Stage 4 – EMIRATES NBD STAGE – Zabeel Park – Dubai City Walk (173km)
The popular walkway through Dubai’s streets now also becomes a favourite racing route. This stage crosses Mushrif Park and Motor City before the final bend at 500m where it enters the 8.5m wide City Walk which will see the group sprint finish on block paving tiles.

Stage 6 – ADNOC STAGE – Al Ruwais – Al Mirfa (158km)
The ‘desert stage’ takes the E11 road before entering the final 18.9km circuit of Al Mirfa for three laps. The final kilometers feature roundabouts which can present opportunities to catch competitors out ahead of the finish line on 8m wide asphalt.

Stage 7 – ABU DHABI STAGE – Al Maryah Island – Abu Dhabi Breakwater (127km)
The final stage, around the city of Abu Dhabi, follows a classic route from the Abu Dhabi Tour. It passes the Great Mosque, Khalifa City, Saadiyat Island, the Louvre Abu Dhabi and the Corniche before arriving in Abu Dhabi Breakwater for the final dramatic sprint finish which will conclude the Points Competition.

The Sprinters to Watch in 2020
Fernando Gaviria, UAE Team Emirates (age 25, 1.8m)
The Colombian has won five stages and the Points Classification at the Giro d’Italia, two at the Tour de France, and one at the first UAE Tour. He has started 2020 strongly, winning three stages at the Vuelta a San Juan.

Caleb Ewan, Lotto-Soudal (age 25, 1.65m)
The Australian has won sprint stages in the Giro, Tour and the Vuelta a España, along with stages at the 2019 UAE Tour and 2017 Abu Dhabi Tour. Ewan started 2020 by winning two stages at the Tour Down Under.

Dylan Groenewegen, Team Jumbo-Visma (age 26, 1.77m)
The Dutchman won stages at the Tour de France in 2017, 2018 and 2019, the Dutch national championships in 2016 and the brutal Kuurne-Brussels-Kuurne Belgian Classic in 2017. Groenewegen finished second Overall in the 2017 Dubai Tour and returned in 2018 to win Stage 1.

Sam Bennett, Deceuninck-Quick-Step (age 29, 1.78m)
The Irish champion has won three stages at the Giro, and two at the Vuelta.

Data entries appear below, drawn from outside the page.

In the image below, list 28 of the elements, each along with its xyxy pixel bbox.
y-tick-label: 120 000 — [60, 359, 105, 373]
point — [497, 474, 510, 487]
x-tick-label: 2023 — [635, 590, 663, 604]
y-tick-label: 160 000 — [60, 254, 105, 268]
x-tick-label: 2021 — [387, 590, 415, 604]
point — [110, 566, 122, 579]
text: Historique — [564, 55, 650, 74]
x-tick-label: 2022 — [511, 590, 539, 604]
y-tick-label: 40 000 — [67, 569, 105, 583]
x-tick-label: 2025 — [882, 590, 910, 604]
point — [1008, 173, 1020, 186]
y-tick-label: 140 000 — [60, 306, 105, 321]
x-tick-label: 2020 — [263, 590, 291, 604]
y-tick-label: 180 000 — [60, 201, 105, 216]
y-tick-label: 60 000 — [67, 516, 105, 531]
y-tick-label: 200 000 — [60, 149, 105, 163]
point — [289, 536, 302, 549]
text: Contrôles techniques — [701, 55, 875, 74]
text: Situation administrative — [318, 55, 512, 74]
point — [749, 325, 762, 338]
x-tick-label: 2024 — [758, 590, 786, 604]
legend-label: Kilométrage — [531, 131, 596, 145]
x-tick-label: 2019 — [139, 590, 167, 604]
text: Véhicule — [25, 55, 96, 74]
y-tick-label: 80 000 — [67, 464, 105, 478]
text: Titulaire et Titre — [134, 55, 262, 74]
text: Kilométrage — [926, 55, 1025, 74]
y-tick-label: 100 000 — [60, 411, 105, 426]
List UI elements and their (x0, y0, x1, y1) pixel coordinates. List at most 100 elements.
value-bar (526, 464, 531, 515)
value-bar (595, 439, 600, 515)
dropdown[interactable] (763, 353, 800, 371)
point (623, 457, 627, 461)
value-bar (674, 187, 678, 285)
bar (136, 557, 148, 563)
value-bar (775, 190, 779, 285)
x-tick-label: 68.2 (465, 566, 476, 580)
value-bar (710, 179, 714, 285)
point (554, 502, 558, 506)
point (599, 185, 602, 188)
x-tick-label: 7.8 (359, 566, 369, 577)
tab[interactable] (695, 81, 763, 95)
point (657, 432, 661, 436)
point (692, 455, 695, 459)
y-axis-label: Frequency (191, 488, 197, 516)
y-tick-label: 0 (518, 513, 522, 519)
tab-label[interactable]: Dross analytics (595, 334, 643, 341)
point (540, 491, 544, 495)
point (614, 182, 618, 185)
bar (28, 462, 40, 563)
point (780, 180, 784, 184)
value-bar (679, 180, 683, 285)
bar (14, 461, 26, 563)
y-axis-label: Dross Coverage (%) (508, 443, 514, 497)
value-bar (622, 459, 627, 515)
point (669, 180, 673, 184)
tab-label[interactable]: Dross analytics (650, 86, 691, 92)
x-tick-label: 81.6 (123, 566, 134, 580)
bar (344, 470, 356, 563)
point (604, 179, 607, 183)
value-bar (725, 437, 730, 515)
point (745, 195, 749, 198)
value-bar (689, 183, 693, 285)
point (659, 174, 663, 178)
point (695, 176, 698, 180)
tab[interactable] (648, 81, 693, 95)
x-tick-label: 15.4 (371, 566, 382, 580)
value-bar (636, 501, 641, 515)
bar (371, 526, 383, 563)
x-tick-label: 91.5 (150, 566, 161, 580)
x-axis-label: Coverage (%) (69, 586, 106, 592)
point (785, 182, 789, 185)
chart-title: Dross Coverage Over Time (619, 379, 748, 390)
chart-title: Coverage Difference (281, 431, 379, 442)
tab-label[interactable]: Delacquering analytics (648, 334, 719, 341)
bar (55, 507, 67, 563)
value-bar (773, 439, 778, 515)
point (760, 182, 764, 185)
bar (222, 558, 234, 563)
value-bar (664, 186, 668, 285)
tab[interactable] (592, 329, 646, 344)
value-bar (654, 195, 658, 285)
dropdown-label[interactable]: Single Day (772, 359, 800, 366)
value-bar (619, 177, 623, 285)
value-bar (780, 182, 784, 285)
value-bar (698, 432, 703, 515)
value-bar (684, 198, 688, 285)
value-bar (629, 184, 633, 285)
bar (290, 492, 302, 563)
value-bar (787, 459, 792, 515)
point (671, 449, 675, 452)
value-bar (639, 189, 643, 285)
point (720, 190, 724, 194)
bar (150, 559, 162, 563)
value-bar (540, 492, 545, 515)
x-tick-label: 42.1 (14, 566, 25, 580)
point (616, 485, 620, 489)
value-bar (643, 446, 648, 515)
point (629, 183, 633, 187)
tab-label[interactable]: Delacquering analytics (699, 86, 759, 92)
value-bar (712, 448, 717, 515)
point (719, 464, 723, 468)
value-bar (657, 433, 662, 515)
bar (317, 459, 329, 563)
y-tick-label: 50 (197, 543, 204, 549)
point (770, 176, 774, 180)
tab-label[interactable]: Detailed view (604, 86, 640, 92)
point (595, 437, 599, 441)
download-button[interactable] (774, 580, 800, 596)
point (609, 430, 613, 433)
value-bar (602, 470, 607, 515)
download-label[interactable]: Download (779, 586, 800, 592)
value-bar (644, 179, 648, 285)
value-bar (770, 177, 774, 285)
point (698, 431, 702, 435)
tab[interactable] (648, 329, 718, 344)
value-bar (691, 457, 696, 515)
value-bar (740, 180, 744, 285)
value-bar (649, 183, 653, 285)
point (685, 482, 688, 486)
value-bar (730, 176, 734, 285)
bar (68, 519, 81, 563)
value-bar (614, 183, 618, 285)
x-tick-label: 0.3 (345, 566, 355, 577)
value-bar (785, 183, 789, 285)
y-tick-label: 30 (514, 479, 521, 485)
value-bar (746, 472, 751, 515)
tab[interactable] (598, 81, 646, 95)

After winning the final stage of the 2019 UAE Tour he has started 2020 with wins at the Tour Down Under and Australia’s Race Torquay.

Pascal Ackermann, Bora-Hansgrohe (age 26, 1.8m)
2019 was a breakthrough year for the 2018 German champion, winning two stages at the Giro d’Italia along with the Points Classification.

Arnaud Démare, Groupama-FDJ (age 28, 1.82m)
The double French national champion has stage wins in both the Giro and the Tour plus victory in the 2016 Milano-Sanremo.

Mark Cavendish, Bahrain-McLaren (age 34, 1.75m)
One of the most successful cyclists ever, Great Britain’s former Road World Champion Cavendish has won the Points Classifications at all three Grand Tours, including 30 stages at the Tour de France. He won the Points Classification and GC at the 2015 Dubai Tour, and the Points Classification at the 2016 and 2017 Abu Dhabi Tours.